This is complete news to me.
Lead free solder was mandated by the European Union's "Regulation of Hazardous Substances" legislation, whch was drawn up by a bunch of ninnies with no understanding of biochemistry, nor mathematics, nor epidemiology.
Electronic devices are more reliable with tin-lead solder rather than Aluminum based solders.
> Electronic devices are more reliable with tin-lead solder rather than Aluminum based solders.
What are you talking about? None of the common lead-free solders contain any Aluminium.
Furthermore the primary concern in regards to lead is during wave soldering during manufacturing (where you do get lead vapor; hand soldering and tinning is not really a problem) and during recycling later on.

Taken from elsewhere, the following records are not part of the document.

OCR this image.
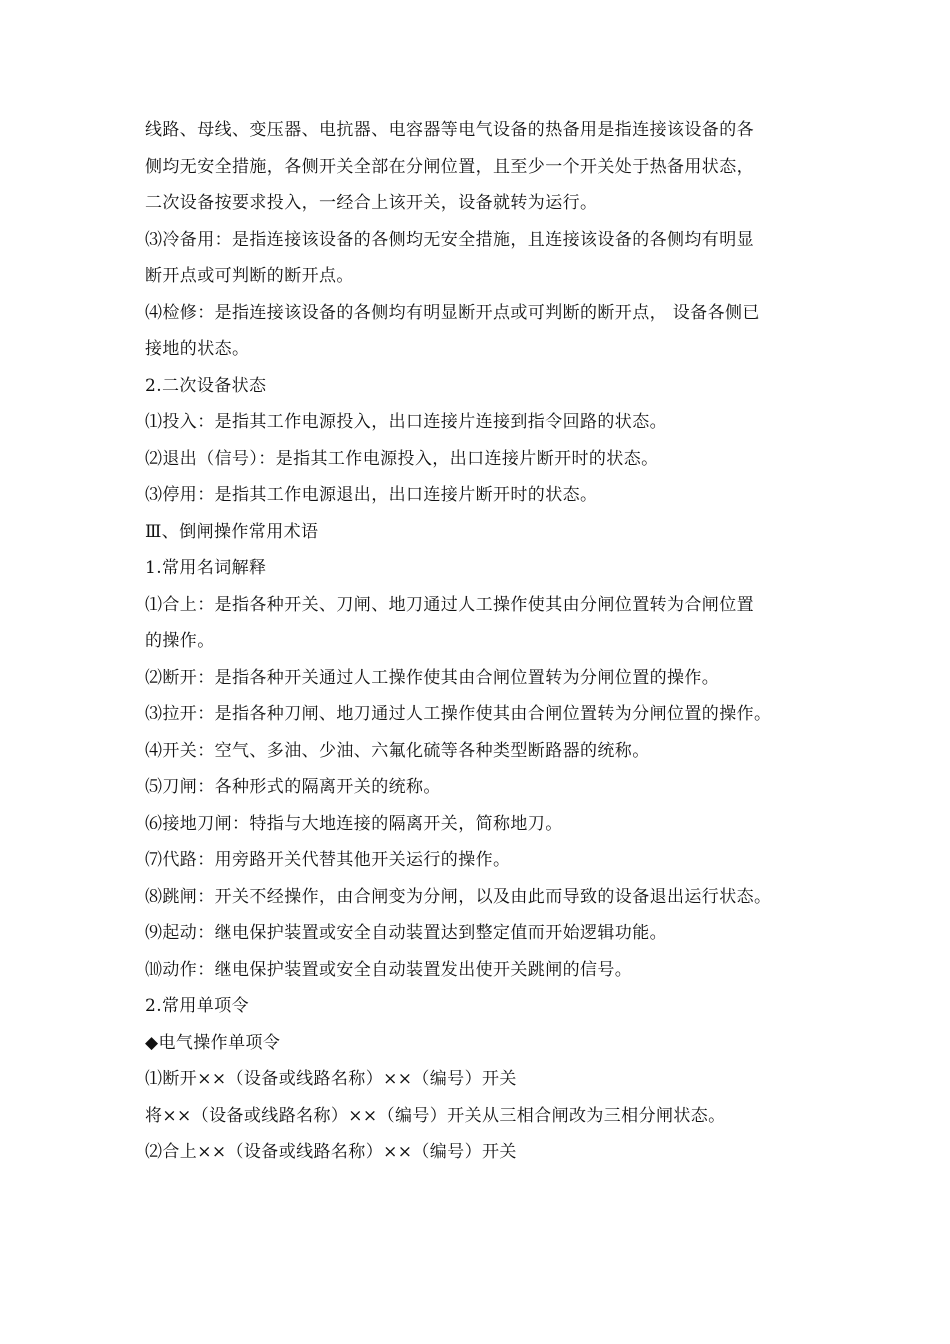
线路、母线、变压器、电抗器、电容器等电气设备的热备用是指连接该设备的各

侧均无安全措施，各侧开关全部在分闸位置，且至少一个开关处于热备用状态，

二次设备按要求投入，一经合上该开关，设备就转为运行。

⑶冷备用：是指连接该设备的各侧均无安全措施，且连接该设备的各侧均有明显

断开点或可判断的断开点。

⑷检修：是指连接该设备的各侧均有明显断开点或可判断的断开点， 设备各侧已

接地的状态。

2.二次设备状态

⑴投入：是指其工作电源投入，出口连接片连接到指令回路的状态。

⑵退出（信号）：是指其工作电源投入，出口连接片断开时的状态。

⑶停用：是指其工作电源退出，出口连接片断开时的状态。

Ⅲ、倒闸操作常用术语

1.常用名词解释

⑴合上：是指各种开关、刀闸、地刀通过人工操作使其由分闸位置转为合闸位置

的操作。

⑵断开：是指各种开关通过人工操作使其由合闸位置转为分闸位置的操作。

⑶拉开：是指各种刀闸、地刀通过人工操作使其由合闸位置转为分闸位置的操作。

⑷开关：空气、多油、少油、六氟化硫等各种类型断路器的统称。

⑸刀闸：各种形式的隔离开关的统称。

⑹接地刀闸：特指与大地连接的隔离开关，简称地刀。

⑺代路：用旁路开关代替其他开关运行的操作。

⑻跳闸：开关不经操作，由合闸变为分闸，以及由此而导致的设备退出运行状态。

⑼起动：继电保护装置或安全自动装置达到整定值而开始逻辑功能。

⑽动作：继电保护装置或安全自动装置发出使开关跳闸的信号。

2.常用单项令

◆电气操作单项令

⑴断开××（设备或线路名称）××（编号）开关

将××（设备或线路名称）××（编号）开关从三相合闸改为三相分闸状态。

⑵合上××（设备或线路名称）××（编号）开关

I don't really get this. Surely the problem is you're handling lead in a home context? That's never going to be safe, since unless you're very careful about cleanup, you're going to get lead in your food.
To me, all this talk about lead being so much better feels a bit silly. As a craftsman, I can see that lead is nicer to work with, and makes for more pretty results. As a dad, I'm pretty glad that every electronic object isn't laced with lead - in fact, I'm glad about every measure full stop that reduces the industrial usage of lead. One of these things is way more important to me than the other.
I don't understand what you're saying. Using hand soldering tools, the tin-lead alloy becomes a liquid, sure there might be traces of lead going into the air that you can detect (ppt? ppq?), but that doesn't make it a health hazard. You might abrade traces of lead onto your hands handling soldering wire, but surely washing your hands after soldering gets rid of that. If you do a few mistakes you might get small lead balls in your work area, but even then I don't see how it gets in my food. I don't understand why solid lead or alloyed lead is supposed to be a safety problem by itself. It's not radioactive, you don't get sick by standing next to it, you have to abrade it and eat the shavings.
Heating soldering wire isn't creating lead vapors like leaded gasoline does.
Lead is soft - you're definitely leaving traces of lead on your hands when you handle it. That then goes onto your clothes, your skin, and everything you touch.
But anyway - it's not really the point. The point is, I can confidently say that some idiot burning a trash bin isn't going to scatter lead all over the local enivroment - ditto a house fire, or a car crash, or somebody dumping a computer in a stream.
Upvoting but want to add a cave-at, you can get lead poisoning from handling pure lead to, if you do it enough and are not rigourous in hand washing. (Licking lead laden fingers can't be good.)
There are many different radiation environments in space, which a quick skim of this article seems to ignore entirely. Low earth orbit isn’t that high-rad because of the earth’s magnetic field. Go outside outside it and you need some rad hardening for sure. Orbit in the van allen belts or go somewhere like Jupiter and you need extensive rad hardening for sure.
To me the actual title more properly reflects a good summation of the article:
"The ultimate answer to a question if COTS chips can be used in space is “Yes, but”. There are many opportunities, but also many constraints."